I'm working my way through this paper: Down with Determinants!
In Section 2 (pretty much right off the bat) he gives his determinant-less proof that every finite-dimensional complex linear operator has an eigenvalue. First he says that a vector and its images under the transformation, repeated n times, can't be linearly independent, and defines $a_i$ to be the coefficients of the linear combination.
$$ a_0v + a_1Tv + \cdots + a_nT^nv=0 $$
Then he makes a (non-matrix) polynomial of those coefficients and factors it.
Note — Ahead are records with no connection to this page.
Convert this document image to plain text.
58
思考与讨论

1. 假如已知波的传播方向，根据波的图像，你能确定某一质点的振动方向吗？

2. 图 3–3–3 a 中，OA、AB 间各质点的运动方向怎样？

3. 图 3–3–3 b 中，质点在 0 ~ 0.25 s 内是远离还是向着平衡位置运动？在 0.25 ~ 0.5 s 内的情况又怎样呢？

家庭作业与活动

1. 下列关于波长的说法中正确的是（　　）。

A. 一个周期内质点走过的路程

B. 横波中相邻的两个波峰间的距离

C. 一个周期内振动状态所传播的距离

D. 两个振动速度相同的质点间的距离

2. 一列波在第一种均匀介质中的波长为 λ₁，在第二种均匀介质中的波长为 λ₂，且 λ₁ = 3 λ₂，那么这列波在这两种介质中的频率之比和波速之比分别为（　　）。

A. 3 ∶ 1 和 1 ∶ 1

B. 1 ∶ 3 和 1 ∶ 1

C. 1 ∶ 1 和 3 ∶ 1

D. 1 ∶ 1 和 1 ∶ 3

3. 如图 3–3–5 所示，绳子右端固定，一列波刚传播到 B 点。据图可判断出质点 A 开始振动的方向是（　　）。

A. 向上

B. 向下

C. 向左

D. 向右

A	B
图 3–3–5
$$ a_0 + a_1z + \cdots + a_nz^n = c(z-r_1)\cdots(z-r_m) $$
The above holds for any complex number $z$. I understand everything so far, but then he has this step, which seems to use the first equation as a polynomial of matrices:
$$ 0=(a_oI + a_1T + \cdots + a_nT^n)v = c(T-r_1I)\cdots(T-r_mI)v $$
This seems totally non-obvious to me. I can sort of see this as an analogy with the factorization of the regular polynomial, and I verified it by hand with a generic 2-dimensional T, but I'm not sure why it works in the general case.
My main questions:
- What justifies the last step? Does it necessarily use the 2nd equation, or is that just sort of by analogy?
- In the last part, we've basically factored a polynomial of matrices. The "roots" are all constants times the identity matrix. Is this always true, or could the roots be any matrix?